Brig. Gen. (ret.) Ephraim Segoli, a former commander of two Israeli Air Force helicopter squadrons, stressed that there is no such thing as fully hermetic air defense.

“But the fact is that the defense has improved significantly,” said Segoli, who today heads the Airpower Research Center at the Fisher Institute for Air and Space Strategic Studies in Herzliya.

David’s Sling overlaps with the other two systems: Iron Dome and Arrow, he explained. That overlap certainly improves the defense since a lack of overlap means that threats “can fall in between,” said Segoli.
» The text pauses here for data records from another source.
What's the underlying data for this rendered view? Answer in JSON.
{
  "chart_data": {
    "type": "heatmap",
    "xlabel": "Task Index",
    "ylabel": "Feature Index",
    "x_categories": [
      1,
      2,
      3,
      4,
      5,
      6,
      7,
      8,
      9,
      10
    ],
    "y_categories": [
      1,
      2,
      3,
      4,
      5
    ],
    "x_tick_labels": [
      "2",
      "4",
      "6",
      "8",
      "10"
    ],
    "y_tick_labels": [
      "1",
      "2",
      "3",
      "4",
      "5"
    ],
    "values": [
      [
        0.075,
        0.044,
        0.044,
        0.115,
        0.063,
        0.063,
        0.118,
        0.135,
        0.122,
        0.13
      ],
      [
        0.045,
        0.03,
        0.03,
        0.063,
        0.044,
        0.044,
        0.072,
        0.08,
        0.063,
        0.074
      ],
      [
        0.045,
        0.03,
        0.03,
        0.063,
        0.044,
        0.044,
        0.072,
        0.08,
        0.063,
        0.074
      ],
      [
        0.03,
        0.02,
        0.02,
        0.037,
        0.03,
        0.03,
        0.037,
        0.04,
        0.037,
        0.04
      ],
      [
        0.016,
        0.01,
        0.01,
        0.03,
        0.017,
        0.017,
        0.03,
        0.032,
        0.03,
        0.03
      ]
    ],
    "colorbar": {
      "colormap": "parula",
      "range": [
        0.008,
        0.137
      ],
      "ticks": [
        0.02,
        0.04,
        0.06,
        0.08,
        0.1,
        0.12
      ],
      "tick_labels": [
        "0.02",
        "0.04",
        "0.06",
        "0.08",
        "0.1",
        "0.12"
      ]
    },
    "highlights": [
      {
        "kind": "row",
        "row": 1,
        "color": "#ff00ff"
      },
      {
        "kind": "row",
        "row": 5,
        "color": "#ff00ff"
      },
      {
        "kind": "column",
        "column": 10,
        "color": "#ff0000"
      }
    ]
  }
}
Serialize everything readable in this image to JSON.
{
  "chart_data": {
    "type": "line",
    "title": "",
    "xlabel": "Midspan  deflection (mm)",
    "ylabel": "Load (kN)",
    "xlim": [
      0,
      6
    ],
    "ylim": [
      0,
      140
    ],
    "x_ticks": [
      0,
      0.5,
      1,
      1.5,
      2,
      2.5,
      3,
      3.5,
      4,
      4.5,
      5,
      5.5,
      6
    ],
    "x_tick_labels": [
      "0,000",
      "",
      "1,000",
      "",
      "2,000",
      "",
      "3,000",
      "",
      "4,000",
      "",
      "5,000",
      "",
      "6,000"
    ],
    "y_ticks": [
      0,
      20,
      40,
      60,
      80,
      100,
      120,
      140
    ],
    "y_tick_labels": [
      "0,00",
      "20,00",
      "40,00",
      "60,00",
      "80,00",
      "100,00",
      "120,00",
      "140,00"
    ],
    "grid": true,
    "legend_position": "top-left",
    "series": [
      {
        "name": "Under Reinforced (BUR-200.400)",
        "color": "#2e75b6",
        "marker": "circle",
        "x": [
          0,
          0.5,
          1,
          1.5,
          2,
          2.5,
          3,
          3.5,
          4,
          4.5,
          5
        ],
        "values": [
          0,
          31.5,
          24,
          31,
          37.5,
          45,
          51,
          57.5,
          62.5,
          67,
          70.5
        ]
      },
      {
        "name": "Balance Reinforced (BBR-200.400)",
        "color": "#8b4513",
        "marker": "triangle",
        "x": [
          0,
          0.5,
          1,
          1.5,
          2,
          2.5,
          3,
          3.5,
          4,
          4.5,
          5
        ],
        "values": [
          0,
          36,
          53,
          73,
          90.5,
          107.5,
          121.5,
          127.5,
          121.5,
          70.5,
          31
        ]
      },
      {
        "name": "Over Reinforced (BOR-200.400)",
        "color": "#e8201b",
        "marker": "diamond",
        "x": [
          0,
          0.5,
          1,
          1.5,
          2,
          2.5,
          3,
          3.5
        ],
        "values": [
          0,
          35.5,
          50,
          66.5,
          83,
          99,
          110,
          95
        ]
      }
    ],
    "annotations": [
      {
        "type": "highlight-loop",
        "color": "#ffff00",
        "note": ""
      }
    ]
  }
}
He echoed Rubin’s assessment about the result of the first use of David’s Sling, saying there was no need to get carried away because it did not succeed the first time.

“This was its first use. Now they will be learning, investigating and making fixes,” he said.
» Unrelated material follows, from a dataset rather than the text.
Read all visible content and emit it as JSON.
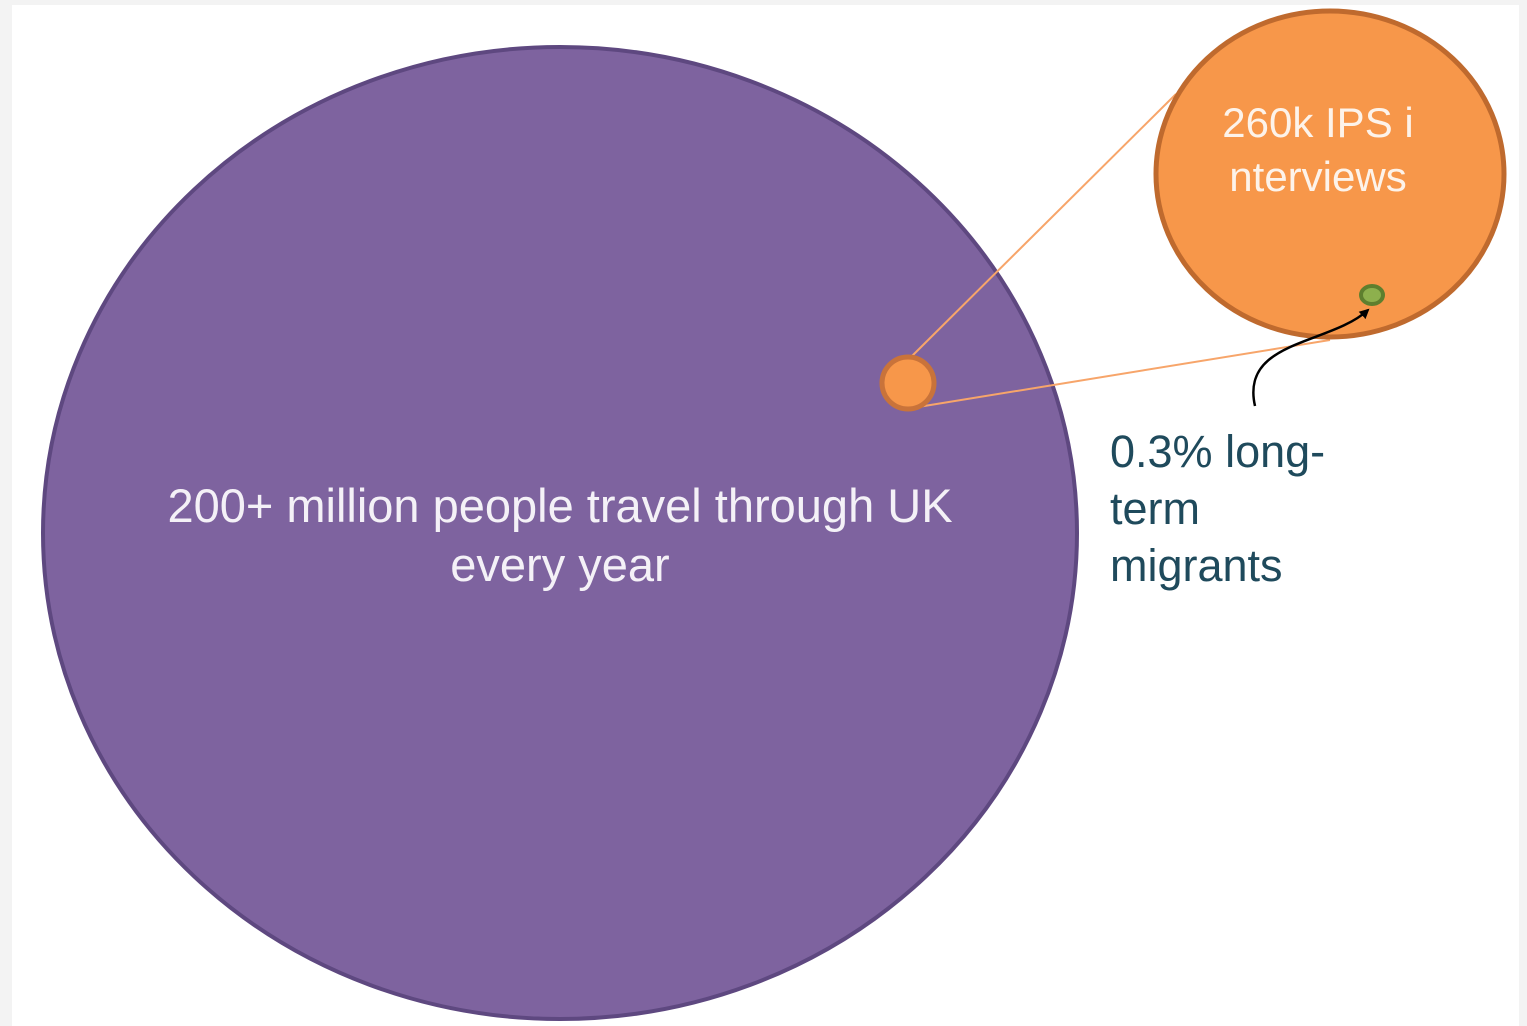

Firing interceptors at sporadic missiles is one thing, but defending the skies during a full-scale war—when the skies would be flooded with incoming threats—is quite another.

Segoli noted that if Hezbollah and Israel ended up in a conflict, Israel would not rely only on its air-defense capabilities.

“There would be a combined offense-defense use of force,” he said. “Intelligence collection would play a big role here. If the day comes when this happens, [Hezbollah’s] weapons would be attacked. We know that the heavier and more sophisticated the projectiles are, the harder they are to hide.

“But the citizens [in Israel] must know: There is no hermetical defense.”

Asked to provide an assessment on recent events on the Syrian-Israeli border, Segoli replied, saying “this entire phase is about checking limitations. Every side is checking the other. They are setting new rules of the game. A new system is taking shape.”

With the Assad regime and its backers completing their takeover of Syria, a volatile stage is under way in which “every side does something, and the other side responds or initiates,” said the former commander.

Israel is making clear that it is unwilling to accept an Iranian military presence anywhere in Syria, and has so far been able to transmit its red lines without being dragged into a major escalation.

“No one knows if this can continue,” said Segoli, “but those who make these decisions are setting the red lines, and if they see that someone has crossed them, they attack.”